In fact, it inspired Wakelin to enroll at Northwestern’s law school, with the idea that she would be able to represent students like those in her classroom. “As a special education teacher, I was required to learn about and I interacted daily with the special education civil rights laws: the Individuals with Disabilities Education Act (IDEA) and Section 504 of the Rehabilitation Act,” Wakelin says.
Although she believed the laws were fundamentally strong, they were not being followed at the Mississippi schools where she taught. “Some of the cornerstones of the laws were being flagrantly violated,” she says. “I believed that if my students did receive the protections of those laws as they were entitled, they would have been in very different positions in their education trajectories.”

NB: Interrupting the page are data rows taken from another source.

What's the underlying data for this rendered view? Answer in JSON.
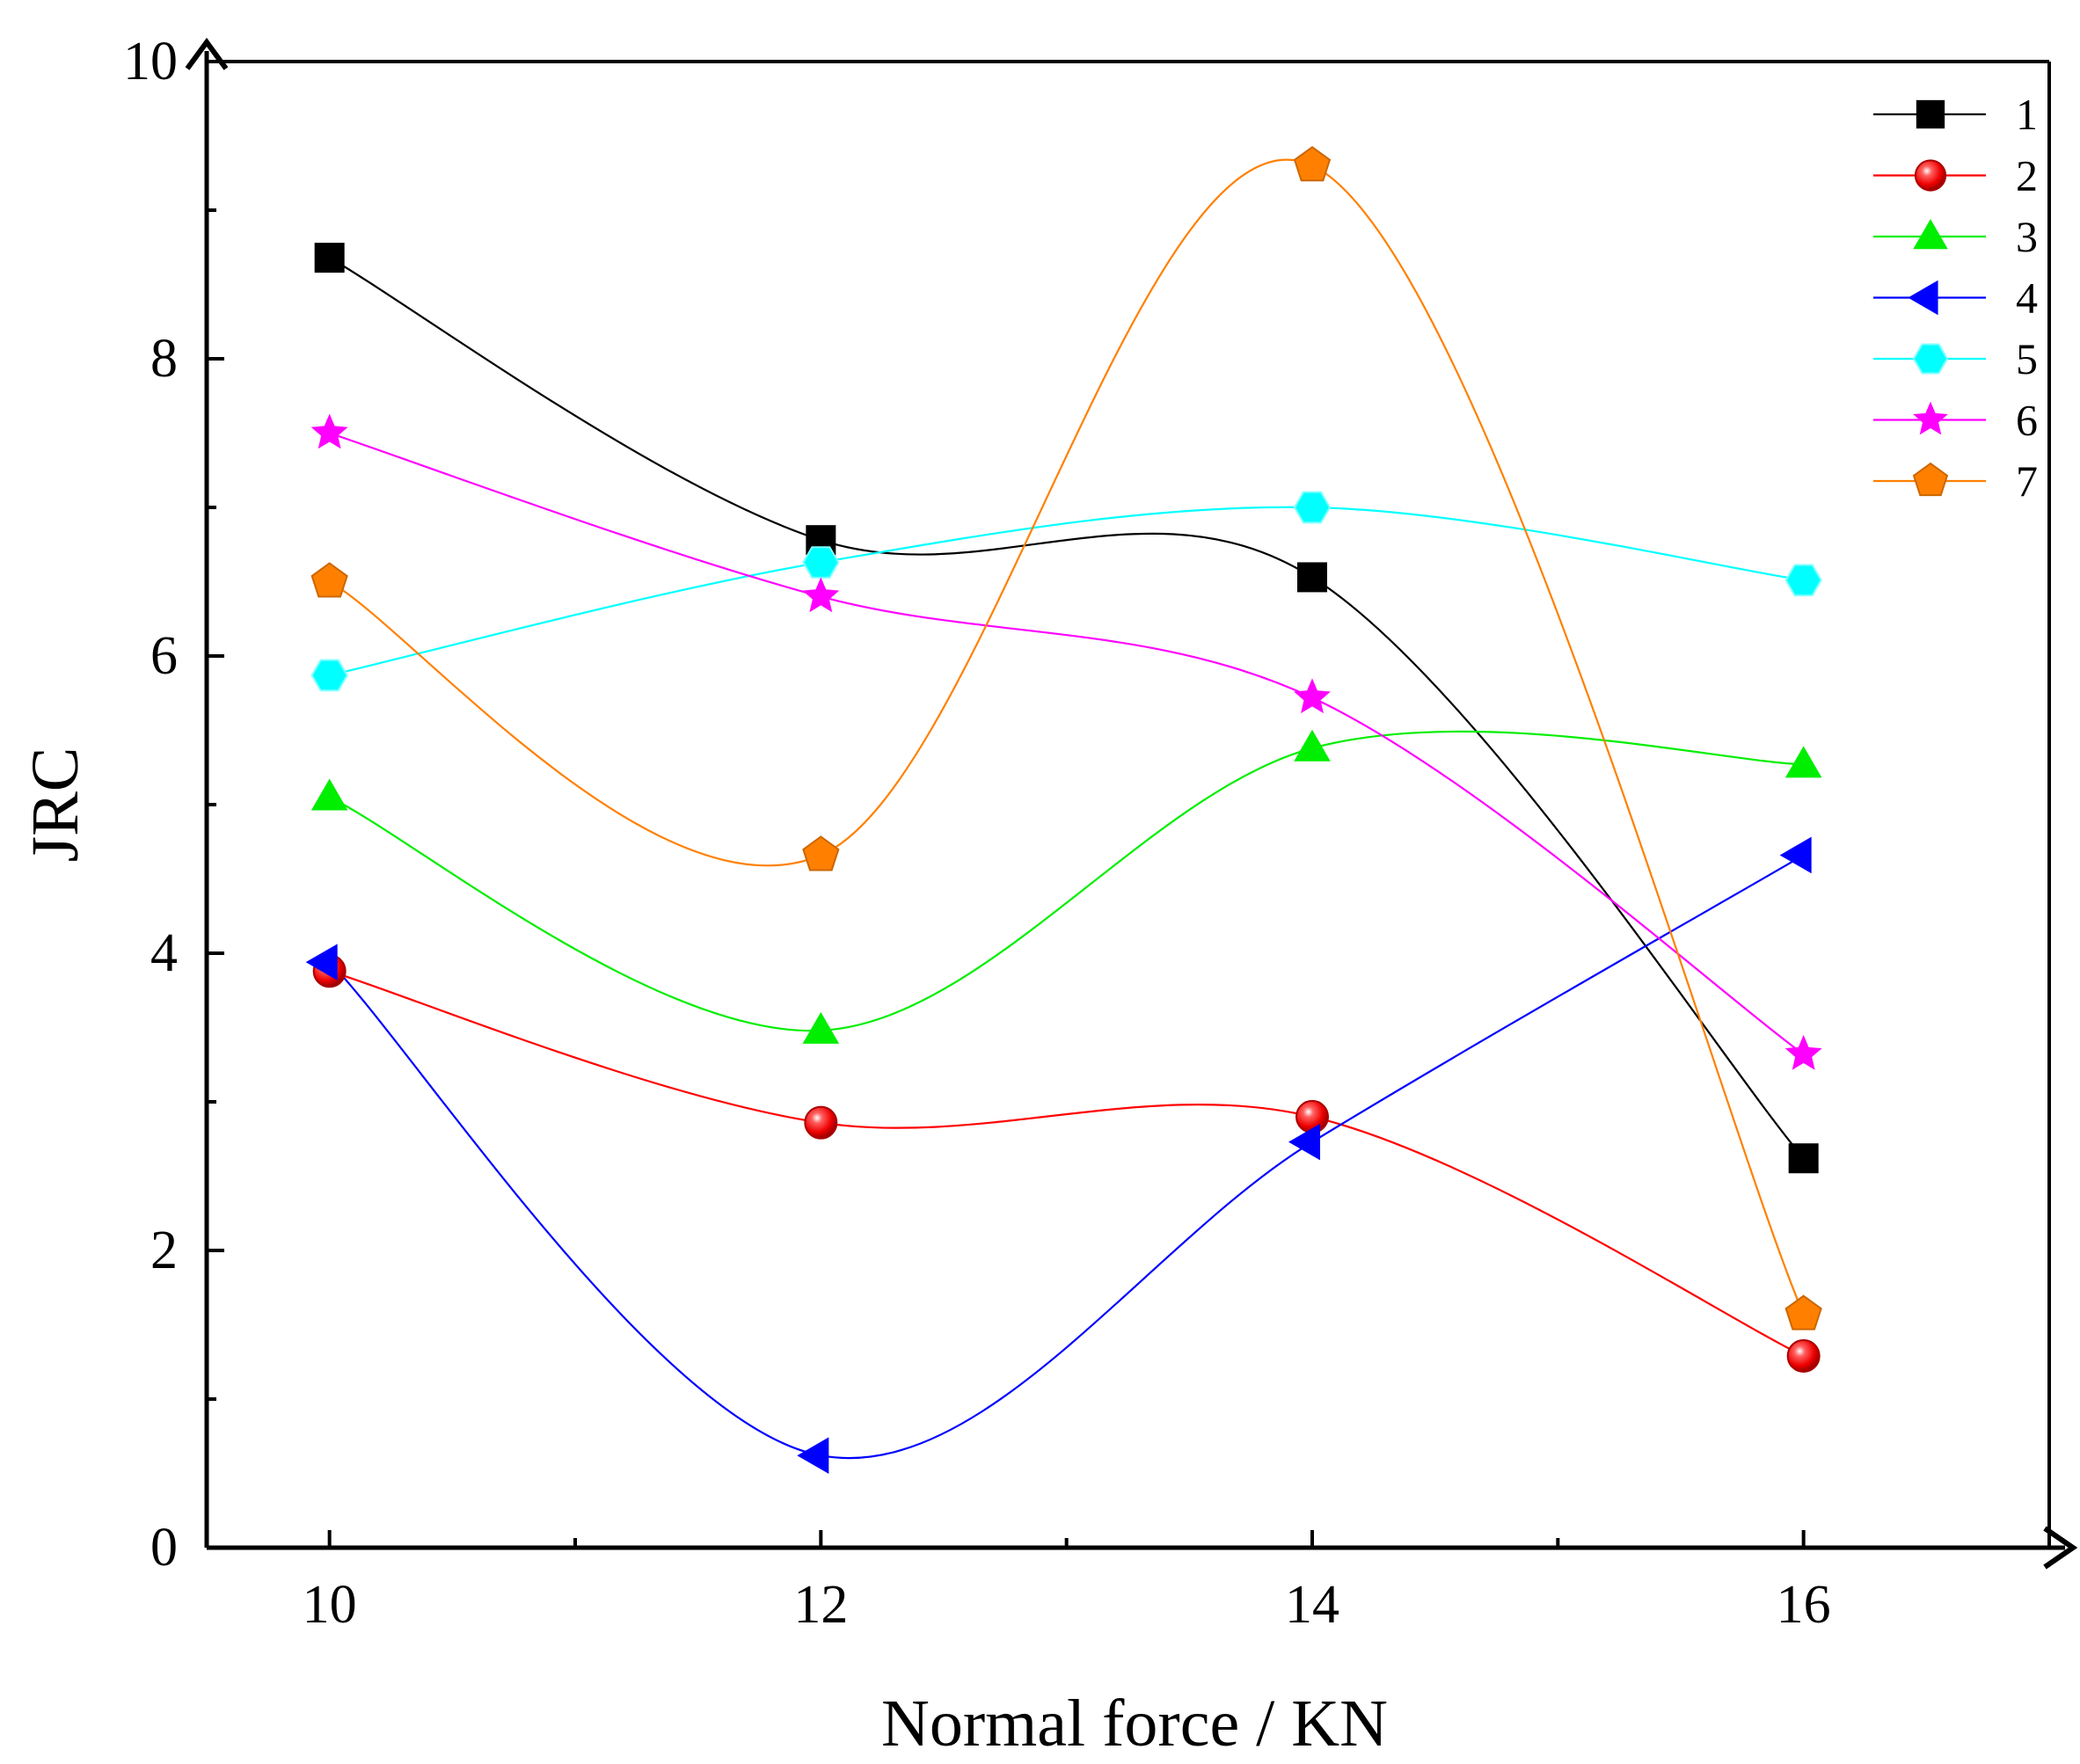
{
  "chart_data": {
    "type": "line",
    "title": "",
    "xlabel": "Normal force / KN",
    "ylabel": "JRC",
    "x": [
      10,
      12,
      14,
      16
    ],
    "xlim": [
      9.5,
      17
    ],
    "ylim": [
      0,
      10
    ],
    "xticks": [
      10,
      12,
      14,
      16
    ],
    "yticks": [
      0,
      2,
      4,
      6,
      8,
      10
    ],
    "grid": false,
    "legend_position": "top-right",
    "series": [
      {
        "name": "1",
        "color": "#000000",
        "marker": "square",
        "values": [
          8.68,
          6.78,
          6.53,
          2.62
        ]
      },
      {
        "name": "2",
        "color": "#ff0000",
        "marker": "sphere",
        "values": [
          3.88,
          2.86,
          2.9,
          1.29
        ]
      },
      {
        "name": "3",
        "color": "#00ee00",
        "marker": "triangle-up",
        "values": [
          5.05,
          3.48,
          5.38,
          5.27
        ]
      },
      {
        "name": "4",
        "color": "#0000ff",
        "marker": "triangle-left",
        "values": [
          3.94,
          0.62,
          2.73,
          4.66
        ]
      },
      {
        "name": "5",
        "color": "#00ffff",
        "marker": "hexagon",
        "values": [
          5.87,
          6.63,
          7.0,
          6.51
        ]
      },
      {
        "name": "6",
        "color": "#ff00ff",
        "marker": "star",
        "values": [
          7.5,
          6.4,
          5.72,
          3.32
        ]
      },
      {
        "name": "7",
        "color": "#ff8000",
        "marker": "pentagon",
        "values": [
          6.5,
          4.66,
          9.3,
          1.57
        ]
      }
    ]
  }
}
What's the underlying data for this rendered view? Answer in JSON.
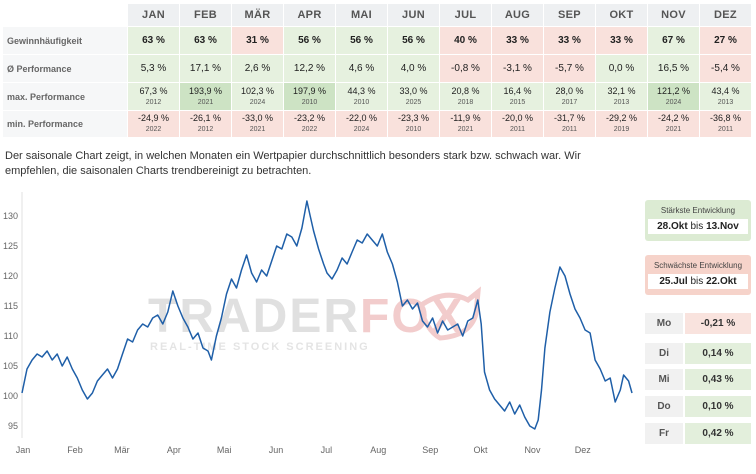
{
  "table": {
    "months": [
      "JAN",
      "FEB",
      "MÄR",
      "APR",
      "MAI",
      "JUN",
      "JUL",
      "AUG",
      "SEP",
      "OKT",
      "NOV",
      "DEZ"
    ],
    "rows": [
      {
        "label": "Gewinnhäufigkeit",
        "cells": [
          {
            "v": "63 %",
            "t": "g"
          },
          {
            "v": "63 %",
            "t": "g"
          },
          {
            "v": "31 %",
            "t": "r"
          },
          {
            "v": "56 %",
            "t": "g"
          },
          {
            "v": "56 %",
            "t": "g"
          },
          {
            "v": "56 %",
            "t": "g"
          },
          {
            "v": "40 %",
            "t": "r"
          },
          {
            "v": "33 %",
            "t": "r"
          },
          {
            "v": "33 %",
            "t": "r"
          },
          {
            "v": "33 %",
            "t": "r"
          },
          {
            "v": "67 %",
            "t": "g"
          },
          {
            "v": "27 %",
            "t": "r"
          }
        ]
      },
      {
        "label": "Ø Performance",
        "cells": [
          {
            "v": "5,3 %",
            "t": "g"
          },
          {
            "v": "17,1 %",
            "t": "g"
          },
          {
            "v": "2,6 %",
            "t": "g"
          },
          {
            "v": "12,2 %",
            "t": "g"
          },
          {
            "v": "4,6 %",
            "t": "g"
          },
          {
            "v": "4,0 %",
            "t": "g"
          },
          {
            "v": "-0,8 %",
            "t": "r"
          },
          {
            "v": "-3,1 %",
            "t": "r"
          },
          {
            "v": "-5,7 %",
            "t": "r"
          },
          {
            "v": "0,0 %",
            "t": "g"
          },
          {
            "v": "16,5 %",
            "t": "g"
          },
          {
            "v": "-5,4 %",
            "t": "r"
          }
        ]
      },
      {
        "label": "max. Performance",
        "cells": [
          {
            "v": "67,3 %",
            "y": "2012",
            "t": "g"
          },
          {
            "v": "193,9 %",
            "y": "2021",
            "t": "gs"
          },
          {
            "v": "102,3 %",
            "y": "2024",
            "t": "g"
          },
          {
            "v": "197,9 %",
            "y": "2010",
            "t": "gs"
          },
          {
            "v": "44,3 %",
            "y": "2010",
            "t": "g"
          },
          {
            "v": "33,0 %",
            "y": "2025",
            "t": "g"
          },
          {
            "v": "20,8 %",
            "y": "2018",
            "t": "g"
          },
          {
            "v": "16,4 %",
            "y": "2015",
            "t": "g"
          },
          {
            "v": "28,0 %",
            "y": "2017",
            "t": "g"
          },
          {
            "v": "32,1 %",
            "y": "2013",
            "t": "g"
          },
          {
            "v": "121,2 %",
            "y": "2024",
            "t": "gs"
          },
          {
            "v": "43,4 %",
            "y": "2013",
            "t": "g"
          }
        ]
      },
      {
        "label": "min. Performance",
        "cells": [
          {
            "v": "-24,9 %",
            "y": "2022",
            "t": "r"
          },
          {
            "v": "-26,1 %",
            "y": "2012",
            "t": "r"
          },
          {
            "v": "-33,0 %",
            "y": "2021",
            "t": "r"
          },
          {
            "v": "-23,2 %",
            "y": "2022",
            "t": "r"
          },
          {
            "v": "-22,0 %",
            "y": "2024",
            "t": "r"
          },
          {
            "v": "-23,3 %",
            "y": "2010",
            "t": "r"
          },
          {
            "v": "-11,9 %",
            "y": "2021",
            "t": "r"
          },
          {
            "v": "-20,0 %",
            "y": "2011",
            "t": "r"
          },
          {
            "v": "-31,7 %",
            "y": "2011",
            "t": "r"
          },
          {
            "v": "-29,2 %",
            "y": "2019",
            "t": "r"
          },
          {
            "v": "-24,2 %",
            "y": "2021",
            "t": "r"
          },
          {
            "v": "-36,8 %",
            "y": "2011",
            "t": "r"
          }
        ]
      }
    ]
  },
  "description": "Der saisonale Chart zeigt, in welchen Monaten ein Wertpapier durchschnittlich besonders stark bzw. schwach war. Wir empfehlen, die saisonalen Charts trendbereinigt zu betrachten.",
  "watermark": {
    "brand_main": "TRADER",
    "brand_accent": "FOX",
    "tagline": "REAL-TIME STOCK SCREENING"
  },
  "strongest": {
    "title": "Stärkste Entwicklung",
    "from": "28.Okt",
    "joiner": "bis",
    "to": "13.Nov"
  },
  "weakest": {
    "title": "Schwächste Entwicklung",
    "from": "25.Jul",
    "joiner": "bis",
    "to": "22.Okt"
  },
  "weekdays": [
    {
      "day": "Mo",
      "value": "-0,21 %",
      "sign": "neg"
    },
    {
      "day": "Di",
      "value": "0,14 %",
      "sign": "pos"
    },
    {
      "day": "Mi",
      "value": "0,43 %",
      "sign": "pos"
    },
    {
      "day": "Do",
      "value": "0,10 %",
      "sign": "pos"
    },
    {
      "day": "Fr",
      "value": "0,42 %",
      "sign": "pos"
    }
  ],
  "colors": {
    "line": "#1f5fa8",
    "positive_bg": "#e6f1df",
    "negative_bg": "#f9e1dc",
    "watermark_grey": "#c8c8c8",
    "watermark_red": "#e9a3a3"
  },
  "chart_data": {
    "type": "line",
    "title": "",
    "xlabel": "",
    "ylabel": "",
    "x_tick_labels": [
      "Jan",
      "Feb",
      "Mär",
      "Apr",
      "Mai",
      "Jun",
      "Jul",
      "Aug",
      "Sep",
      "Okt",
      "Nov",
      "Dez"
    ],
    "y_ticks": [
      95,
      100,
      105,
      110,
      115,
      120,
      125,
      130
    ],
    "ylim": [
      93,
      134
    ],
    "xlim_days": [
      1,
      365
    ],
    "grid": false,
    "series": [
      {
        "points": [
          [
            1,
            100.5
          ],
          [
            4,
            104.5
          ],
          [
            7,
            106
          ],
          [
            10,
            107
          ],
          [
            13,
            106.5
          ],
          [
            16,
            107.5
          ],
          [
            19,
            106
          ],
          [
            22,
            107
          ],
          [
            25,
            105
          ],
          [
            28,
            106.5
          ],
          [
            31,
            104.5
          ],
          [
            34,
            103
          ],
          [
            37,
            101
          ],
          [
            40,
            99.5
          ],
          [
            43,
            100.5
          ],
          [
            46,
            102.5
          ],
          [
            49,
            103.5
          ],
          [
            52,
            104.5
          ],
          [
            55,
            103
          ],
          [
            58,
            104.5
          ],
          [
            61,
            107
          ],
          [
            64,
            109.5
          ],
          [
            67,
            109
          ],
          [
            70,
            111
          ],
          [
            73,
            112
          ],
          [
            76,
            111.5
          ],
          [
            79,
            113
          ],
          [
            82,
            113.5
          ],
          [
            85,
            112
          ],
          [
            88,
            114
          ],
          [
            91,
            117.5
          ],
          [
            94,
            115
          ],
          [
            97,
            113
          ],
          [
            100,
            111.5
          ],
          [
            103,
            109.5
          ],
          [
            106,
            110.5
          ],
          [
            109,
            108
          ],
          [
            112,
            107.5
          ],
          [
            114,
            106
          ],
          [
            117,
            110
          ],
          [
            120,
            113
          ],
          [
            123,
            117
          ],
          [
            126,
            119.5
          ],
          [
            129,
            118
          ],
          [
            132,
            121
          ],
          [
            135,
            123.5
          ],
          [
            138,
            120.5
          ],
          [
            141,
            119
          ],
          [
            144,
            121
          ],
          [
            147,
            120
          ],
          [
            150,
            122.5
          ],
          [
            153,
            125
          ],
          [
            156,
            124.5
          ],
          [
            159,
            127
          ],
          [
            162,
            126.5
          ],
          [
            165,
            125
          ],
          [
            168,
            128
          ],
          [
            171,
            132.5
          ],
          [
            173,
            130
          ],
          [
            175,
            127.5
          ],
          [
            178,
            124.5
          ],
          [
            181,
            122
          ],
          [
            183,
            120.5
          ],
          [
            186,
            119.5
          ],
          [
            189,
            121
          ],
          [
            192,
            123
          ],
          [
            195,
            122
          ],
          [
            198,
            124
          ],
          [
            201,
            126
          ],
          [
            204,
            125.5
          ],
          [
            207,
            127
          ],
          [
            210,
            126
          ],
          [
            213,
            125
          ],
          [
            216,
            127
          ],
          [
            219,
            124
          ],
          [
            222,
            122
          ],
          [
            225,
            119
          ],
          [
            228,
            115
          ],
          [
            231,
            116
          ],
          [
            234,
            114.5
          ],
          [
            237,
            115.5
          ],
          [
            240,
            112.5
          ],
          [
            243,
            111.5
          ],
          [
            246,
            113
          ],
          [
            249,
            110.5
          ],
          [
            252,
            112.5
          ],
          [
            255,
            111
          ],
          [
            258,
            111.5
          ],
          [
            261,
            112
          ],
          [
            264,
            110
          ],
          [
            267,
            112.5
          ],
          [
            270,
            113
          ],
          [
            273,
            116
          ],
          [
            275,
            112
          ],
          [
            277,
            104
          ],
          [
            280,
            101
          ],
          [
            283,
            99.5
          ],
          [
            286,
            98.5
          ],
          [
            289,
            97.5
          ],
          [
            292,
            99
          ],
          [
            295,
            97
          ],
          [
            298,
            98.5
          ],
          [
            301,
            96.5
          ],
          [
            304,
            95
          ],
          [
            307,
            94.5
          ],
          [
            309,
            96
          ],
          [
            311,
            101
          ],
          [
            313,
            108
          ],
          [
            316,
            114
          ],
          [
            319,
            118
          ],
          [
            322,
            121.5
          ],
          [
            325,
            120
          ],
          [
            328,
            117
          ],
          [
            331,
            114.5
          ],
          [
            334,
            113
          ],
          [
            337,
            111
          ],
          [
            340,
            110.5
          ],
          [
            343,
            106
          ],
          [
            346,
            104.5
          ],
          [
            349,
            102.5
          ],
          [
            352,
            103
          ],
          [
            355,
            99
          ],
          [
            358,
            101
          ],
          [
            360,
            103.5
          ],
          [
            363,
            102.5
          ],
          [
            365,
            100.5
          ]
        ]
      }
    ]
  }
}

At Northwestern, Wakelin maintained her focus on inequality, representing students at risk of expulsion and serving as the managing attorney of the Journal of Law and Social Policy. For the next decade, she represented students with disabilities at Equip for Equality, based in Chicago, before landing at the Education Law Center.
At the ELC since 2018, Wakelin has litigated cases at every level to improve school funding equity and secure essential resources for all students. She was on the team that filed a class-action lawsuit on behalf of former students of a boys reform school who alleged abuse; the case resulted in a $3 million settlement with one defendant, but is ongoing. She also represented a first grader who was said to have been denied enrollment in a charter school because of a disability that required special education services.
Wakelin is watching to see what determinations the commonwealth’s education funding commission settles on after it completes the process of soliciting input from residents statewide. She eagerly awaits the plan, expected in the spring, that will ensure sustained investment in Pennsylvania’s public education system. And she will continue doing “education civil rights work” for as long as she needs to, imagining a time when the schools in Savage Inequalities will seem a relic from a different era.
“I have for a long time been interested in working to address what I call the second wave of the American dream,” Wakelin says. “To take the privilege I’ve been afforded and use that to make America the place I think it really needs to be in terms of living up to the ideals that we have as a nation.”
— Sarah Zobel
Editor’s note: This article first appeared in the winter 2024 issue of The Exeter Bulletin.